C'est une véritable manne pour le Cameroun. Pour tirer profit de cette diaspora, il faut améliorer le cadre juridique qui reste chancelant, résoudre l'équation de la double nationalité puis, tout dépend du régime qui sera installé à Yaoundé dans les jours à venir. Mais, concernant celui actuel, il s’est toujours montré très méfiant d'une certaine diaspora et a ainsi eu du mal à lui ouvrir les portes.
Le faible taux de participation de nos compatriotes de l’étranger sur les listes électorales peut s'exprimer par un désintérêt à la chose politique. Un désintérêt qui peut également tirer sa source dans une absence d’alternance politique au sommet de l’État, mais aussi du fait de la situation précaire que vivent les Camerounais au quotidien et depuis pas mal d’années.
Les Etats-Unis ont été soupçonnés de financer l'opposition à hauteur de 2,7 milliards de FCFA. Ce qui a été démentie par l'ambassade américaine. D'un point de vue sociopolitique, quel intérêt y a-t-il à jouer ce genre de jeu ?
La question du financement occulte des partis politiques reste d'actualité et laisse planer le doute dans la démarche légale.
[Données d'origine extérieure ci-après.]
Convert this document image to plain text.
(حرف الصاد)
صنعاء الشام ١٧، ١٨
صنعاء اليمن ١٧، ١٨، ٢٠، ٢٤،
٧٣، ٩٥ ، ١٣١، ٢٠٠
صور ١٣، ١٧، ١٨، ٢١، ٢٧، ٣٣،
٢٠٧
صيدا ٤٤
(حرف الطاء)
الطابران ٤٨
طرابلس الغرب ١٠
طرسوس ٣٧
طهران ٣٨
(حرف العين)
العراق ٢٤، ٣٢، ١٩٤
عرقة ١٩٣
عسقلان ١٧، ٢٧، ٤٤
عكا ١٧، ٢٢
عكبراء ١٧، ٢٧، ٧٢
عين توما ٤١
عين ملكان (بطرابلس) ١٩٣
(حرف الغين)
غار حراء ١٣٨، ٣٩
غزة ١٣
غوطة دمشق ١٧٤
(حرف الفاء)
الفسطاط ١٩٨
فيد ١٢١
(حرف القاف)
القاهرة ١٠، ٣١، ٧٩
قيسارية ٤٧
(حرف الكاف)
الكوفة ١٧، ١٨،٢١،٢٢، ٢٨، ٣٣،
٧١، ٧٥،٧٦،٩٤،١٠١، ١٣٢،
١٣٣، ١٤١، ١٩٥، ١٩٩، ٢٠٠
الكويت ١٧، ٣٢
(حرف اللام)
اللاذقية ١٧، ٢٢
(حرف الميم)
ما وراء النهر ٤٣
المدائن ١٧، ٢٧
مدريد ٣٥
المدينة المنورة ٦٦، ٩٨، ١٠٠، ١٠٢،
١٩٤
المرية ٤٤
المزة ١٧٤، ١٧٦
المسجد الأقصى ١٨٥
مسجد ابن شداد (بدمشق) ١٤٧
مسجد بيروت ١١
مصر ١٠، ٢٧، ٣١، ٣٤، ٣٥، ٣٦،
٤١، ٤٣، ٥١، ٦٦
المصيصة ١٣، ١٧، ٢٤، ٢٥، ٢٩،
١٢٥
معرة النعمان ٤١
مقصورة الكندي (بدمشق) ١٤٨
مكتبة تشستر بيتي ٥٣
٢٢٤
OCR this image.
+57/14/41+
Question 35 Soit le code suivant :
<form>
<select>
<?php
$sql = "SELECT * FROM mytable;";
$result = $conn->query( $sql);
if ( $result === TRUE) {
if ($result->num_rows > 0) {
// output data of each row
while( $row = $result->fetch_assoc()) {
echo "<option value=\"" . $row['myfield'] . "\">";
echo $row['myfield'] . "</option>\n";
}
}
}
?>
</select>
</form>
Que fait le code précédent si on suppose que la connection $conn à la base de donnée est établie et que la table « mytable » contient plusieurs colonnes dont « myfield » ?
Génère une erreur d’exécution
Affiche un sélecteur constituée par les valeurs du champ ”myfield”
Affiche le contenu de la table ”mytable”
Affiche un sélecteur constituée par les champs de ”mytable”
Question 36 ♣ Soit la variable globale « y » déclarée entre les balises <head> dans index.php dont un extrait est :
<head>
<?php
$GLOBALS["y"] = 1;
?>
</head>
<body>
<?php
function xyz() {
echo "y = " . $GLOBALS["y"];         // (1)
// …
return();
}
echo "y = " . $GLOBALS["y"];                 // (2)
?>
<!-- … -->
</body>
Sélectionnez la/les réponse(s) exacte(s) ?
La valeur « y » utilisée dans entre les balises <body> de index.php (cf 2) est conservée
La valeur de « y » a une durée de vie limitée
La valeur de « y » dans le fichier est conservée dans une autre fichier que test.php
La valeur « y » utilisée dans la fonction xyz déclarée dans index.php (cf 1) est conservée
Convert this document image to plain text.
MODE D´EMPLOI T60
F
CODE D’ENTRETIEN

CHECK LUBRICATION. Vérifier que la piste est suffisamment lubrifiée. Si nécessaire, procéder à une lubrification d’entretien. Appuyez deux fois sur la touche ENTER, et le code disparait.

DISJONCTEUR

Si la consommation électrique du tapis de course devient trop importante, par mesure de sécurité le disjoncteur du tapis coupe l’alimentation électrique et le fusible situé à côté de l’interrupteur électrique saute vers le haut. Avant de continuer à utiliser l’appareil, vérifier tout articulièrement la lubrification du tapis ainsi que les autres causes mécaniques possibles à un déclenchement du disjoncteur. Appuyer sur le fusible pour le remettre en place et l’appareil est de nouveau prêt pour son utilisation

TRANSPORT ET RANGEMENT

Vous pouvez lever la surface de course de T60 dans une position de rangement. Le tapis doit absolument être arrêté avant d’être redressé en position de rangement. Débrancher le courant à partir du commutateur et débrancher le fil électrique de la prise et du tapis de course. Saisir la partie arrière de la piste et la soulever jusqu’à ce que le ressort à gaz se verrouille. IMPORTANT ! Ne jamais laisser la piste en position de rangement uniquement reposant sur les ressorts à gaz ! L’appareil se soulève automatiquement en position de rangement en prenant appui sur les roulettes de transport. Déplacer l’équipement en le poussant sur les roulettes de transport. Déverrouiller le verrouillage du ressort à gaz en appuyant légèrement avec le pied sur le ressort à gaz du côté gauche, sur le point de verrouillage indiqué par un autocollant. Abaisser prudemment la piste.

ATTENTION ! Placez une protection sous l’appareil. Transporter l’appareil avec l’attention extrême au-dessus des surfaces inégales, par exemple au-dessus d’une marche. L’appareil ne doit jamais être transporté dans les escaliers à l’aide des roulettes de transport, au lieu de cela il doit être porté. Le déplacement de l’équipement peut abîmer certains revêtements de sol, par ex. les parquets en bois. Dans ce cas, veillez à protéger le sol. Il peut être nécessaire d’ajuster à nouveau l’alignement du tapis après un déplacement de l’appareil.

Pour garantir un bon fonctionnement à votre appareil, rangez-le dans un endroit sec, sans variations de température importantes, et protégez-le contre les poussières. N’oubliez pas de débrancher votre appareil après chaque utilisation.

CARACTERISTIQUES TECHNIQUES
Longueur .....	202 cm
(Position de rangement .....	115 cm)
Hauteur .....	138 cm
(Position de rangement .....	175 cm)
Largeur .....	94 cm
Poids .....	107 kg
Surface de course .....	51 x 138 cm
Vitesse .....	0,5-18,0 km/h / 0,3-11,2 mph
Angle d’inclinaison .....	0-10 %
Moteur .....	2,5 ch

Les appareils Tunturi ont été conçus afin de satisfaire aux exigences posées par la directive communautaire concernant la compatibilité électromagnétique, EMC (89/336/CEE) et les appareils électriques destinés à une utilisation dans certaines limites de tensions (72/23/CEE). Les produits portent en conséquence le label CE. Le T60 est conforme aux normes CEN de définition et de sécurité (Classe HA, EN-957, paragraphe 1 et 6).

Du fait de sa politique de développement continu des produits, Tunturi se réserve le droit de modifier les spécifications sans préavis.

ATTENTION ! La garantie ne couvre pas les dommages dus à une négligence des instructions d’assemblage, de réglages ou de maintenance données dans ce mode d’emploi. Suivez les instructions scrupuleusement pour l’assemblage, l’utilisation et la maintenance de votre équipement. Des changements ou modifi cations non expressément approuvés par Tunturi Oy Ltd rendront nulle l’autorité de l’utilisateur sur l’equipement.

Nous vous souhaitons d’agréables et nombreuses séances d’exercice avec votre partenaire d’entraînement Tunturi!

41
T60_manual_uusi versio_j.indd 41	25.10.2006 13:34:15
En France par exemple, cela fait encore grand bruit avec le président Sarkozy. L'information claire et nette. Aux USA, on soupçonne le président Trump d'avoir été soutenu par la Russie... La pratique politique est loin d'être vertueuse. Au contraire, pour revenir à votre question, il existe toujours ce genre de soutien.
D'abord par les États Unis qui sont pour l'alternance politique conformément à leur histoire politique, à leur vision de la démocratie. Ensuite, c'est une puissance hégémonique, qui est le gendarme du monde. Enfin, la doctrine américaine combat avec sa dernière énergie les États dits voyous qui ne respectent pas les droits de l'Homme et les principes de la démocratie.